The PWG-distance method based on simple pairwise matching recommended by CBOL Plant Working Group as a universal and robust method for the assessment of clear barcoding gap indicated the significance of ITS1, thereby highest number of variable and informative sites (210 and 206, respectively) were obtained. Moreover, the rate of species discrimination is equally efficient when ITS1 and ITS2 are concatenated. These results were expected, considering the complexity of the genera and directly reflected on the performance of ITS1 and ITS2 as barcode markers in Cassia, Senna, and Chamaecrista. The possible reason behind the results might be the inter-specific sharing of identical sequences or failure of conspecific individuals to group together. Besides, many other aspects have also been reported for unclear barcoding gap such as imperfect taxonomy, inter-specific hybridization, paralogy and incomplete lineage sorting (Yan et al., 2015). However, ITS region has proved to be a suitable marker in authentication of Cassia species in the commercial herbal market (Seethapathy et al., 2014). The strong identification ability of nuclear region ITS have been verified in many complex groups (Baldwin et al., 1995; Alves et al., 2014; Wang et al., 2014; Giudicelli, Mäder & De, 2015). Therefore, we suggest that ITS1 itself could be the first option for DNA barcoding in subtribe Cassiinae, though ITS2 should not be discarded.

Moreover, the differences among the three methods compared here, have their possible cause in the theories behind their algorithms and the matter of comprehensive sampling. Thus the comparison of species resolution between studies without consideration of the methods should be avoided for one or the other reasons discussed, as species resolution is an important criterion for assessment of robust barcodes.

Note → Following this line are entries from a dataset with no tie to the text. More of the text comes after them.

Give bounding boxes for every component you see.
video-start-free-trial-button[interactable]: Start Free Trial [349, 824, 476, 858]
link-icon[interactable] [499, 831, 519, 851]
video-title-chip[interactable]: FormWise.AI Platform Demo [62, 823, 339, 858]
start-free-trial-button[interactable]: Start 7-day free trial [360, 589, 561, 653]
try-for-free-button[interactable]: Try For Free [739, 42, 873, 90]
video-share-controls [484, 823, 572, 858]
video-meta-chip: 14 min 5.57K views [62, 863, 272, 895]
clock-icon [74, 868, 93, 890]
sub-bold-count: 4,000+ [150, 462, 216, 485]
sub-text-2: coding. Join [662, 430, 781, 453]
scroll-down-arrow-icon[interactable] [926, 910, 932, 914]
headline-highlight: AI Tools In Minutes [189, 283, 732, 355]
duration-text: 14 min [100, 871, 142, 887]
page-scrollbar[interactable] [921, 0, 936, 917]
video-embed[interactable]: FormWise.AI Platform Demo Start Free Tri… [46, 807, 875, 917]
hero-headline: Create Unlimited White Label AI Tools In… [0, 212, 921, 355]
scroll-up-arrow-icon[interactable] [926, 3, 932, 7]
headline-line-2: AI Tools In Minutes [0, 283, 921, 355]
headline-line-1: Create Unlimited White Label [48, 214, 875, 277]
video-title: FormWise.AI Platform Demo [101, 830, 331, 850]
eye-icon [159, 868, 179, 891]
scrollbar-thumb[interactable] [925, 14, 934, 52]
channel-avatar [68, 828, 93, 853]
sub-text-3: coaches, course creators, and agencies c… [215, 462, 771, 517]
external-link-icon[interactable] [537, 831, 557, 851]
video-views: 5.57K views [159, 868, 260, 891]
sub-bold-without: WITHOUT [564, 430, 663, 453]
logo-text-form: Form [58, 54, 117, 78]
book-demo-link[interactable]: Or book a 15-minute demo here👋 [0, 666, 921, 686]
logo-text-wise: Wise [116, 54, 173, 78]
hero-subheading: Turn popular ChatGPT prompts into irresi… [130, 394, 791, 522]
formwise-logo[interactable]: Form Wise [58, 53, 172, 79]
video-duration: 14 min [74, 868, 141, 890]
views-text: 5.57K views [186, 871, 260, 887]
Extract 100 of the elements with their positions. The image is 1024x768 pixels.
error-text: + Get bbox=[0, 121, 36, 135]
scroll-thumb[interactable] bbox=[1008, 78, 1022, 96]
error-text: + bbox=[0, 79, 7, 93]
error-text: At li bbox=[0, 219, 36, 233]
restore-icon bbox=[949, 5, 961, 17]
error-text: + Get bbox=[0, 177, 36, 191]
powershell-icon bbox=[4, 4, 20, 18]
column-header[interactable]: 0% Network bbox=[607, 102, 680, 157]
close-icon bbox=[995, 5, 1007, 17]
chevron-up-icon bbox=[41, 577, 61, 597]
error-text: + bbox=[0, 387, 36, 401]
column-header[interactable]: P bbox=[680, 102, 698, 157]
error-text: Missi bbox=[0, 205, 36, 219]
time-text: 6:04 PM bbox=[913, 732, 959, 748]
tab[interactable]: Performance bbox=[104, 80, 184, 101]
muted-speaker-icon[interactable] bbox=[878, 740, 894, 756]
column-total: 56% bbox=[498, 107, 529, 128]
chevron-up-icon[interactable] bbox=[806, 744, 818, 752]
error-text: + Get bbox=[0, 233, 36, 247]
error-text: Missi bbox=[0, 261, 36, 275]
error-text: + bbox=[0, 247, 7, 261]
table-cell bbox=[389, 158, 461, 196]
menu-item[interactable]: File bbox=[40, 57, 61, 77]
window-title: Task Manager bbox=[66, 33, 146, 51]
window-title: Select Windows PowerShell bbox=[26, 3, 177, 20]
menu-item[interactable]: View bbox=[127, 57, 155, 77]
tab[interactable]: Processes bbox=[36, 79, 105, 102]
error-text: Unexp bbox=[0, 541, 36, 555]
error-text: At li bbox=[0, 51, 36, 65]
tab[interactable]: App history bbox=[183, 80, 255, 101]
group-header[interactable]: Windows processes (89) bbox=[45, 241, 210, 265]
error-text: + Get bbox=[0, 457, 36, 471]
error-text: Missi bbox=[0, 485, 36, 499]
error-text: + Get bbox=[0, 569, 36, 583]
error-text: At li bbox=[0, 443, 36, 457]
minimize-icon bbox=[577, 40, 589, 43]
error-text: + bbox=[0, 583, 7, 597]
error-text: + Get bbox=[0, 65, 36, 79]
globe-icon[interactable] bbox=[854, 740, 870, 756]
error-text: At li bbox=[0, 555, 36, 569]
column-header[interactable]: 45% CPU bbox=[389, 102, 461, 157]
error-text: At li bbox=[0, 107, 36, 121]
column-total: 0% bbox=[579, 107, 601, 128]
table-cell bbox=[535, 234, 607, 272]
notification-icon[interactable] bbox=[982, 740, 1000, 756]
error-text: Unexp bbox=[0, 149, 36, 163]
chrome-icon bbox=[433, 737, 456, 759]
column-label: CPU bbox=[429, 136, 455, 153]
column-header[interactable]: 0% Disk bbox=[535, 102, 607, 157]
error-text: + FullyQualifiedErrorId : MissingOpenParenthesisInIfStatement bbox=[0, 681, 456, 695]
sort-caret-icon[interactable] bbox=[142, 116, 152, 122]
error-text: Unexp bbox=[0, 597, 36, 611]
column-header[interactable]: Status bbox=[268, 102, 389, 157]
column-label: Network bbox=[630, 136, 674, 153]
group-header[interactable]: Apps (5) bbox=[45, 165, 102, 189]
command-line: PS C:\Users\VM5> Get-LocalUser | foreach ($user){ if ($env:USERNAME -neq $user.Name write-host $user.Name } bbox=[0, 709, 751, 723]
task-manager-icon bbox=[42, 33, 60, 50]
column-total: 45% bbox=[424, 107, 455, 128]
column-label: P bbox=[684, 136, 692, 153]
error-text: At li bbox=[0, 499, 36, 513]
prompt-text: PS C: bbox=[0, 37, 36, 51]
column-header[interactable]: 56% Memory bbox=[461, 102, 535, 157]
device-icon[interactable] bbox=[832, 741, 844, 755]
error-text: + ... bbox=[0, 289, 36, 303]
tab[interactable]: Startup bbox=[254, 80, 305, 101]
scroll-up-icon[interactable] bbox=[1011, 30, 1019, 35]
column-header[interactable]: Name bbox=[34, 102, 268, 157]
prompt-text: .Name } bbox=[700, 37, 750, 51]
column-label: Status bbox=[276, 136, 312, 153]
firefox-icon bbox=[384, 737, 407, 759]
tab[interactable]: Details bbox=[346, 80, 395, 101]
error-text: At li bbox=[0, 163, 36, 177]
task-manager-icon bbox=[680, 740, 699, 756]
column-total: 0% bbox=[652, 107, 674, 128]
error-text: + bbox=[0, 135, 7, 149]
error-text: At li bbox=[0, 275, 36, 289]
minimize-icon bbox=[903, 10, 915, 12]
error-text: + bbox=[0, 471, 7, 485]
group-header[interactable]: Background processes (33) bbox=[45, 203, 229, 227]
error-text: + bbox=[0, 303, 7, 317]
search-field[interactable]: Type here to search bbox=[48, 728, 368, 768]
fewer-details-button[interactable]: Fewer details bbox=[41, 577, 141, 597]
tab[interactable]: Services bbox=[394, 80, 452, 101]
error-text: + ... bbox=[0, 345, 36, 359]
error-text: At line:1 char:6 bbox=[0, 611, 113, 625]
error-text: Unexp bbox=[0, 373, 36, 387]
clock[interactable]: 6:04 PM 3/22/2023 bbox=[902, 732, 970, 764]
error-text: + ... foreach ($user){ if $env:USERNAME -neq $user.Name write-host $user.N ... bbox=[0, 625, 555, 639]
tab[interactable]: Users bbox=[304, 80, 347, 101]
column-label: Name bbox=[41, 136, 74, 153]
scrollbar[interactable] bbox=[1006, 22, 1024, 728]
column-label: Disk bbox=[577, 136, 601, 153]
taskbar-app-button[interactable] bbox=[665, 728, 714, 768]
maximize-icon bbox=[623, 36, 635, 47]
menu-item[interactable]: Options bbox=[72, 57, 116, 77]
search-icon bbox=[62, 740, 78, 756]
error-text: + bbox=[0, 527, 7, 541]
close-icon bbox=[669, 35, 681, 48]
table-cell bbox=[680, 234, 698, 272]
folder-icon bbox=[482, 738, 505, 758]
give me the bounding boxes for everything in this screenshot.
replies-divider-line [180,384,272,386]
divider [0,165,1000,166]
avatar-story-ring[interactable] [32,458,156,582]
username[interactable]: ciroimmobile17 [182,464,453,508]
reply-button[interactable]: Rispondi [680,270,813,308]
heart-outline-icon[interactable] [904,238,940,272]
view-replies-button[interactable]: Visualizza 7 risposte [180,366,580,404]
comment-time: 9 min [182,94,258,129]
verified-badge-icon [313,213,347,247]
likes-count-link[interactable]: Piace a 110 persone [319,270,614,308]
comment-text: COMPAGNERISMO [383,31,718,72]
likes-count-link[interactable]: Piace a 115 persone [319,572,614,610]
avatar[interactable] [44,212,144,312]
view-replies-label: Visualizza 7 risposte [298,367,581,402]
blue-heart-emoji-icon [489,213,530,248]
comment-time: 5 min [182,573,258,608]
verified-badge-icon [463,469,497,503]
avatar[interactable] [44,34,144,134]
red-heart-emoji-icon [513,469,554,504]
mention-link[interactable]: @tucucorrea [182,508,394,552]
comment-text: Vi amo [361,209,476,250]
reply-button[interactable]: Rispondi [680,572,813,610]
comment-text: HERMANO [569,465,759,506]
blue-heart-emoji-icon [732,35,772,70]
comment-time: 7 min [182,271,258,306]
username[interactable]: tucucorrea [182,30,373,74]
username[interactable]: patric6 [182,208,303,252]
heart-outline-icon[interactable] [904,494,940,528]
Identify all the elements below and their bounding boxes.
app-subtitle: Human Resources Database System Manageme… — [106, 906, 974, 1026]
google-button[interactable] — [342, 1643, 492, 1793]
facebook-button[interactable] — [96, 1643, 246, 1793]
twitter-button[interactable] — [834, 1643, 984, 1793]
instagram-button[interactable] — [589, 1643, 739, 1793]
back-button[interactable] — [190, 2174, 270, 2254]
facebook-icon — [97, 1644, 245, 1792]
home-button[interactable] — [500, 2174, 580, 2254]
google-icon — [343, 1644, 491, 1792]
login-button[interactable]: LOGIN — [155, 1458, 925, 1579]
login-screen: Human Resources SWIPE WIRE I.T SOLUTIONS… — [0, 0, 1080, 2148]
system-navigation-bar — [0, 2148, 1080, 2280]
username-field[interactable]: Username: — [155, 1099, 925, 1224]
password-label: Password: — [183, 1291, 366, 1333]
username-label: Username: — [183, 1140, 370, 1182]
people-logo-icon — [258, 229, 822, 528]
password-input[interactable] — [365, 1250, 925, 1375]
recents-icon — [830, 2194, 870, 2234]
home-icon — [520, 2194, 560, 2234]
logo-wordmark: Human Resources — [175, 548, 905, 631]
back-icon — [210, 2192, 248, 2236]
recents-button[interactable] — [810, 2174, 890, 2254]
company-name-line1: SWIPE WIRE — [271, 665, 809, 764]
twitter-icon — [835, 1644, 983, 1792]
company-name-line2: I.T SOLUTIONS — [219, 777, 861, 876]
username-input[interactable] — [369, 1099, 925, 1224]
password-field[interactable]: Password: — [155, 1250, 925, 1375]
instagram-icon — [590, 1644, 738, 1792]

Biological implications of ITS based signalling in Cassiinae

The corroboration of morphological, ecological, geographical, reproductive biology and DNA sequence information paved the successful path for constructing robust taxonomy for diverged plant taxa (DeSalle, Egan & Siddall, 2005; Fazekas et al., 2009; Hollingsworth, Graham & Little, 2011). The ITS region appears to evolve more rapidly than coding regions in interpreting phylogenetic relationships at lower taxonomic levels (Inter-generic and Inter-specific). Species discrimination for the genera Cassia, Senna and Chamaecrista sampled in this study was high with the strong identification ability of nuclear region ITS. All the three genera maintained the monophyly of the clade either alone or in combination of barcoded loci. The resulting bootstrap value lends support to our findings. To some extent, the divergence of species within the genus did not outperformed as designated according to key taxonomy. The possible reasons behind the findings could be the complexity of the genus with large number of highly polymorphic species which has been found to devise greater interspecific variation (Mohanty et al., 2010). Sometimes interspecific hybridization and gene introgression had accounted for the limited barcoding event at genus level. Moreover genera Cassia and Senna accounts for high morphological complexity based on species polymorphism, which have been reported in few studies in the past. Successful PCR amplifications, sequencing strategy and alignment matrix obtained from the present study provided further evidence to support the separation of species and genera. The robust phylogenetic signalling of ITS region seems obvious in Cassinae. Although an earlier study (excluding ITS) did not report any single novel region to differentiate the existing Cassia species (Purushothaman et al., 2014), our findings provide the potentiality of the ITS region with data support. The delineation of genera based on ITS regions provided a basic framework to have an authentication prospect of correct species at the industrial level.